In Canada, at the present time, even on those occasions when a medical regulator imposes on a surgeon's license restrictions reflecting complaints and poor outcomes, that information is not accessible to the public; the public being those people who might find themselves wondering about the level of expertise and operating success of a surgeon they may have been referred to by their family doctor or a specialist in internal medicine.

It would be immensely helpful if basic performance statistics for surgeons' success rates were publicly available. Recently in Canada a federal agency began providing a list of basic statistics in performance reflecting success of individual hospitals; rates of patients re-admitted following heart surgery, or complications following joint replacement. If this can be done with hospitals, to alert patients, and in the process encourage hospitals to mount better practises, why not with doctors?

It's being done in the United Kingdom, where hospitals now expect surgeons to report on their vital statistics, how patients fare after operations. A program exists making publicly accessible success rates for thousands of surgeons available for anyone to examine, and in the process compare one surgeon's success rate against another's, as an aid to helping them determine who they would prefer to operate on them in what could very well be a life-and-death situation.

It's been almost a decade since Britain has pioneered this public service. And since that time, they've seen their overall mortality rates drop significantly. Some doctors are suspicious about the process, claiming that to protect themselves, unintended consequences could surface where surgeons deliberately avoid taking on the most difficult patients with a seeming guarantee of a questionable surgical outcome.

"If you came in with a really high-risk condition, I'd hate to think a surgeon would run for the hills because they didn't want to take a thump to their numbers", explained Dr. Dave Ross of Edmonton, president of the Canadian Society of Cardiac Surgeons. Doctors are people like any other in any other professions, some with excellent skills, others just getting by; their competency levels nothing to write home about.

Interestingly, a University of Michigan study published last year  highlighted the performances of bariatric (weight-loss) surgeons whose surgeries were videotaped and then screened and rated by colleagues. Those with the least expertise had higher rates of complications and patient deaths, was the general consensus. Other similar studies over the years have confirmed that patients whose doctors have performed a specific procedure frequently tend to suffer fewer complications. Experience matters.

"In surgery, once you graduate, you can do whatever you want, and nobody monitors you", commented Teodor Grantcharov, who operates out of Toronto's St. Michael's Hospital. His interest in patient safety spurred him to develop an operating-room "black box" recording system. And there is the instance where patients who were suing an Ontario obstetrician-gynaecologist for serious complications they suffered under his care, had no knowledge that the College of Physicians and Surgeons had previously red-flagged him resulting from earlier complaints.

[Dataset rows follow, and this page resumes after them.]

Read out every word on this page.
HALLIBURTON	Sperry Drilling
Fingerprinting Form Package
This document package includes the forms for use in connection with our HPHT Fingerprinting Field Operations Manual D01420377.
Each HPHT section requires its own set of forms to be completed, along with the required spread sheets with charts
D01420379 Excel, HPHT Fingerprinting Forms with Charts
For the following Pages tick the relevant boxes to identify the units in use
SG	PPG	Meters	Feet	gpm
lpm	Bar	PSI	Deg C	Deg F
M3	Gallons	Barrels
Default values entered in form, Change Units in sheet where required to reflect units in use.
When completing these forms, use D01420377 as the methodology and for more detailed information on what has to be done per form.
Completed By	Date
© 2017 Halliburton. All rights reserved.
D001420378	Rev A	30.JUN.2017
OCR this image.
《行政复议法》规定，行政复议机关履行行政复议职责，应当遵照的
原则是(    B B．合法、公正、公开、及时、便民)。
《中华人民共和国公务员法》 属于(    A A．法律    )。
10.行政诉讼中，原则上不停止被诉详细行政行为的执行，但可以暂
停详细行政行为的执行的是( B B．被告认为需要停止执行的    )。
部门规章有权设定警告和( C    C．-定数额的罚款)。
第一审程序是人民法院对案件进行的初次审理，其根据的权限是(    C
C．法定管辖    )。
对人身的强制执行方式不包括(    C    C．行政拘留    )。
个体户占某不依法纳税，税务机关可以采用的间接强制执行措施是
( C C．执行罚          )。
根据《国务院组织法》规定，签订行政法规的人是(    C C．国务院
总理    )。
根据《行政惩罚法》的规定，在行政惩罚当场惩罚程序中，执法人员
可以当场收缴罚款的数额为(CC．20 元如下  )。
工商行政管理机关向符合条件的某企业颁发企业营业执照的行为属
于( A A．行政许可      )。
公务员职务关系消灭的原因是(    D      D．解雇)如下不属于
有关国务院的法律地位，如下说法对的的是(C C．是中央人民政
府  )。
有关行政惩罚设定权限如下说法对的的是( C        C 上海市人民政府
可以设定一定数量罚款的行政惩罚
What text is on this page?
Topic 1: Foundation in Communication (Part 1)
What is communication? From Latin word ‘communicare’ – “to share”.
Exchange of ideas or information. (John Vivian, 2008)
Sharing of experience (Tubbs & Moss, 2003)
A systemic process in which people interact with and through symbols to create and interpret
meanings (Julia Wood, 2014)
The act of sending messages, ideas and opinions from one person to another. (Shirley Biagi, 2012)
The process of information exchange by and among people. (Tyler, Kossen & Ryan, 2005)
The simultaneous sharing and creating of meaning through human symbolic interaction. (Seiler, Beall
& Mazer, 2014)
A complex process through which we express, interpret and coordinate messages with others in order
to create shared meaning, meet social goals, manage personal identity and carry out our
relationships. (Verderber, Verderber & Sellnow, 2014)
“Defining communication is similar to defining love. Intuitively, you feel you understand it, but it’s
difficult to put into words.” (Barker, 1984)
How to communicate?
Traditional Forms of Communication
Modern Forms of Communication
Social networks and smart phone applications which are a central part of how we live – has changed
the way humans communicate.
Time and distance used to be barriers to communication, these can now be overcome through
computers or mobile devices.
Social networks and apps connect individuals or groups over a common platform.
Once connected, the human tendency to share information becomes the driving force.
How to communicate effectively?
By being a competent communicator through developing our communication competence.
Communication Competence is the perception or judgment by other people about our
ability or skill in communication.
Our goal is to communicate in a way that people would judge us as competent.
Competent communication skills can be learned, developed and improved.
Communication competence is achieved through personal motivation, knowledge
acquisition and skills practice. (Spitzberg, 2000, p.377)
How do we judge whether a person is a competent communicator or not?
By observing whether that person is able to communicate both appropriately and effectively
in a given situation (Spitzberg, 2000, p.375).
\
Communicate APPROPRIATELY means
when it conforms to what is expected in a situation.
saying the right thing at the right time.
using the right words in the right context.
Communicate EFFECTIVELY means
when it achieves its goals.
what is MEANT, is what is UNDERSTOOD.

In the 1990s, New York State took the initiative to pioneer public reporting of individual surgeons' performance by publishing mortality rates for cardiologists specializing in artery-unclogging angioplasties. A spate of heart-surgery deaths of babies at the Bristol Royal Infirmary in Britain led to an inquiry, and then a British newspaper obtained and published the numbers of such deaths in 2005. They've been routinely posted on the Internet through the specialists' society by cardiac surgeons themselves since then.

Canada has started to publish some hospital-level data. The Canadian Institute for Health Information began making a range of statistics publicly available in 2012, including the rate of C-sections, the uptake speed of hip fracture surgery and the percentage of patients returning to hospital following treatment of a variety of conditions, and rates of medical error. That list is set to be expanded soon with the addition of statistics for hospital-acquired sepsis and outcomes in nursing homes.